In a tiny corner of a tiny town on the southeast edge of Puerto Rico, Porfirio Fraticelli thinks constantly of water.
For years, the retired police officer has volunteered his time to make sure the 250 or so households in the Barrio Real community of Patillas have safe water to drink. But since Hurricane Maria struck on Sept. 19, there has been none, at least not from the usual sources. Nor has there been the electricity needed to make it safe.
Residents, many elderly or sick, were drinking water from nearby streams, putting themselves at risk of contracting water-borne diseases.
But help has come from some unexpected sources: Israel and Chicago's Jewish community.
Little more than a week after the hurricane hit, IsraAID, an Israeli NGO that JUF long has worked with to respond to major disasters, had an emergency team in several of Puerto Rico's poorest areas, providing water filtration, medical, and mental health services. Those efforts are supported in large part by Chicago's Jewish community, through the Disaster Relief Fund the Jewish Federation created last fall.

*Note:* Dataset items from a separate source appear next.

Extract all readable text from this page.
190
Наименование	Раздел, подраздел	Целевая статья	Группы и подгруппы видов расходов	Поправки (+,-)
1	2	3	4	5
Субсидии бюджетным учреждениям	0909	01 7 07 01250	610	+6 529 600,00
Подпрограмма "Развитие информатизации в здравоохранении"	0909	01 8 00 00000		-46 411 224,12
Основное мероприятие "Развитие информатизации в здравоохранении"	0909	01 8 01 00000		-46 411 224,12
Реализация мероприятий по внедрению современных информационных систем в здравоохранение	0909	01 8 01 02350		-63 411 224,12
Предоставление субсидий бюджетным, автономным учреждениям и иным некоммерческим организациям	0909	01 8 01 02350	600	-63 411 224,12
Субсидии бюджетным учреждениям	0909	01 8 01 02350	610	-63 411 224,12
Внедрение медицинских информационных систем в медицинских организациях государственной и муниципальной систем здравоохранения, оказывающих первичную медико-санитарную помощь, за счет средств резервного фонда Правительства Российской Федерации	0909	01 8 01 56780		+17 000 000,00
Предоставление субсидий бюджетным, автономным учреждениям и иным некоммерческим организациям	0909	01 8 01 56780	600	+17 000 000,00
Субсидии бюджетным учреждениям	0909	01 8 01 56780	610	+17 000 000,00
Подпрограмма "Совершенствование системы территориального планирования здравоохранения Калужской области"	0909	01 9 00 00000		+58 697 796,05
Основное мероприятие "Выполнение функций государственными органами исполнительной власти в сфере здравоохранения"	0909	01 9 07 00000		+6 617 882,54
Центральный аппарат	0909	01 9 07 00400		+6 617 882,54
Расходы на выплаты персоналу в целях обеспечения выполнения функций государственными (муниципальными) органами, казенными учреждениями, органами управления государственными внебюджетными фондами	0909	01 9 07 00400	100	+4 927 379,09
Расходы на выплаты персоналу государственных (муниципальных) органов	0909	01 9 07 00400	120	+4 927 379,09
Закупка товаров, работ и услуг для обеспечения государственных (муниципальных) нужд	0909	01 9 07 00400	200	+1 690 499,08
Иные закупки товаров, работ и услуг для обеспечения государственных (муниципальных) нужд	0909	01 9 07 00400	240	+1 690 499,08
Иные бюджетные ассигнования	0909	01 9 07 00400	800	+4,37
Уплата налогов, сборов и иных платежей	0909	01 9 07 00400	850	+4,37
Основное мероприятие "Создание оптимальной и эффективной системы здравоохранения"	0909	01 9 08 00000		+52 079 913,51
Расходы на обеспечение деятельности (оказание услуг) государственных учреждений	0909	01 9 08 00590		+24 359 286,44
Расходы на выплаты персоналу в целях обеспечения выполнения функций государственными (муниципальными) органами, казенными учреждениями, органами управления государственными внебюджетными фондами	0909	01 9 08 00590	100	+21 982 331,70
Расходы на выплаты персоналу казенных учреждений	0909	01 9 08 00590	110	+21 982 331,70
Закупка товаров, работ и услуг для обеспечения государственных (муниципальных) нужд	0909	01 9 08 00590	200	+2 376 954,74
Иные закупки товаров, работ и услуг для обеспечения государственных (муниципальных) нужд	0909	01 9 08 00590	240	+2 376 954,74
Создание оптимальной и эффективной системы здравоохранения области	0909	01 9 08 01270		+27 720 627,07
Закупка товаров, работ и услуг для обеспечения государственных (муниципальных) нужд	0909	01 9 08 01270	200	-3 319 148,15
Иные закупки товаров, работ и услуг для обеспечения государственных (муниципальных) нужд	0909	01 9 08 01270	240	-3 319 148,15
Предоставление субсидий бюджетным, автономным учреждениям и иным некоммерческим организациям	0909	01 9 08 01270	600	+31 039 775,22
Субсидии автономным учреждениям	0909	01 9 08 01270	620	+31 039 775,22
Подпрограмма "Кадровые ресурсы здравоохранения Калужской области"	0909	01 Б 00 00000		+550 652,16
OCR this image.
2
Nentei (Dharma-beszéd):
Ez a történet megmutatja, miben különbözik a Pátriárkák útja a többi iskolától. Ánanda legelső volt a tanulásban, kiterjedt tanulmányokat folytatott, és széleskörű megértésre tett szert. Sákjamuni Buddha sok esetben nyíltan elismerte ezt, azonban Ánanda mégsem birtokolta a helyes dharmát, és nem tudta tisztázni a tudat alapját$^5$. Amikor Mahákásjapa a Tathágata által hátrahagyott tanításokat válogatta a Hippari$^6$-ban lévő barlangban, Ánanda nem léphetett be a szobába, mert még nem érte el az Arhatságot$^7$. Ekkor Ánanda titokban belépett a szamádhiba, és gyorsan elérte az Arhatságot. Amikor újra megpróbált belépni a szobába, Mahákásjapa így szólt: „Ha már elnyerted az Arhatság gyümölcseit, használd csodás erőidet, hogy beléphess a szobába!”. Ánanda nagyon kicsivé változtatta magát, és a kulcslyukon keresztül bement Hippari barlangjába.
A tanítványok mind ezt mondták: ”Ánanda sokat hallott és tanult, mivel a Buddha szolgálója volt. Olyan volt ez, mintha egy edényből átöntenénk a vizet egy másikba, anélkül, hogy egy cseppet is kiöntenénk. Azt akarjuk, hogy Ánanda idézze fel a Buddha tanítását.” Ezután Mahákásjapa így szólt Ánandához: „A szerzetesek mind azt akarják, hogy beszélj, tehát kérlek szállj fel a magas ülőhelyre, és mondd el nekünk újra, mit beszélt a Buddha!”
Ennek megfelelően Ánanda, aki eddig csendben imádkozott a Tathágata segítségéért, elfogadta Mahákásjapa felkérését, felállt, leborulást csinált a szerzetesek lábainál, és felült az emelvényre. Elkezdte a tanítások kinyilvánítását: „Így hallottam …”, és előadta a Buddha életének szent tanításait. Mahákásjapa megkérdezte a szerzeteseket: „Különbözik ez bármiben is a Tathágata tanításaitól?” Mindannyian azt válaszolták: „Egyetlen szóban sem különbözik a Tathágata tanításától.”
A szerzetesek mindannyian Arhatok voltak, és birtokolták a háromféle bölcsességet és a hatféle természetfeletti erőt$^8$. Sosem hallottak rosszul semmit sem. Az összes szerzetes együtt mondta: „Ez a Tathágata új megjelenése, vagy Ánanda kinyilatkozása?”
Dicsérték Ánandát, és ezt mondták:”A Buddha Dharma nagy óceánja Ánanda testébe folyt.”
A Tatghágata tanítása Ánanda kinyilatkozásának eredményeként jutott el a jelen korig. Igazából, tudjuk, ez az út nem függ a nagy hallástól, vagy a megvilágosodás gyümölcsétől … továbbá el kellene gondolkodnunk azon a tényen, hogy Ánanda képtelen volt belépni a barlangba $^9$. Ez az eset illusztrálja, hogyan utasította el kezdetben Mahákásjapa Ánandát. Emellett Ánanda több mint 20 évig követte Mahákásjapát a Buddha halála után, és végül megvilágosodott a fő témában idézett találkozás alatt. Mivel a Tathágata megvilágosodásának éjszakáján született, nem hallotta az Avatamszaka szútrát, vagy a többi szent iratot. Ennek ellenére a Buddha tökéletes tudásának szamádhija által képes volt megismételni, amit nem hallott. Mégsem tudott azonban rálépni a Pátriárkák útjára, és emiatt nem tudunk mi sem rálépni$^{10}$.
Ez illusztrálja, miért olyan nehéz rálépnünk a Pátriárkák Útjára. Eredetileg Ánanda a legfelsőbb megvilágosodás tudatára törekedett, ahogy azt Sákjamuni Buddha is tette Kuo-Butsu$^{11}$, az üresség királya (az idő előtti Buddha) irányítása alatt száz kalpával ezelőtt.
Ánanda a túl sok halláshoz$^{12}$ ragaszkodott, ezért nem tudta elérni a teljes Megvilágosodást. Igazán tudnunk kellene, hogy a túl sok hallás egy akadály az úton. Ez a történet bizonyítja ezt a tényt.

In the town of Patillas, IsraAID's WASH team (Water, Sanitation, Hygiene)-working closely with Fraticelli and students from the Humacau campus of the University of Puerto Rico-first installed hundreds of domestic membrane filters in homes throughout the area, providing immediate access to drinking water. It also offered hygiene workshops for residents and hands-on filter-installation sessions.
Once the immediate needs were met, IsraAID's water engineer, Mori Neumann, worked with Fraticelli and the community on a detailed assessment to find the best long-range solution to the area's water issues.
Together, they designed a gravitational water filtration system that does not rely on electricity. Construction of the system, which is being built in partnership with the San German branch of the Inter American University of Puerto Rico, is expected to be completed in August.
"It is really great working with you," Fraticelli said to Neumann and the IsraAID team. "You have excellent technical knowledge of our water systems and the long-term solutions for our community." He said he trusts IsraAID not only because its engineers are very knowledgeable, but because they have listened to him and his community's needs.
Chicago's Disaster Relief Fund also is supporting IsraAID's work in other parts of the island, as well as the efforts of Minnesota-based NECHAMA: Jewish Response to Disaster, which is working initially in the town of Loíza. That group, with the help of many volunteers, is repairing homes, cleaning and gutting houses that have not yet received assistance, and removing debris in areas where chainsaw work still is needed.
A group of Chicago-area volunteers, organized by the Jewish United Fund's TOV Volunteer Network, will travel to Puerto Rico later this year to work with both IsraAID and NECHAMA.
The Federation's Disaster Relief Fund has supported more than $1 million in efforts to aid the hardest-hit areas of Puerto Rico, as well as Houston, Florida, and parts of Mexico hit by a devastating earthquake.
While Federation partners like IsraAID and NECHAMA often are among the first to respond to major disasters around the globe, aiding the immediate relief efforts, they frequently remain for months or even years, to rebuild devastated lives and communities.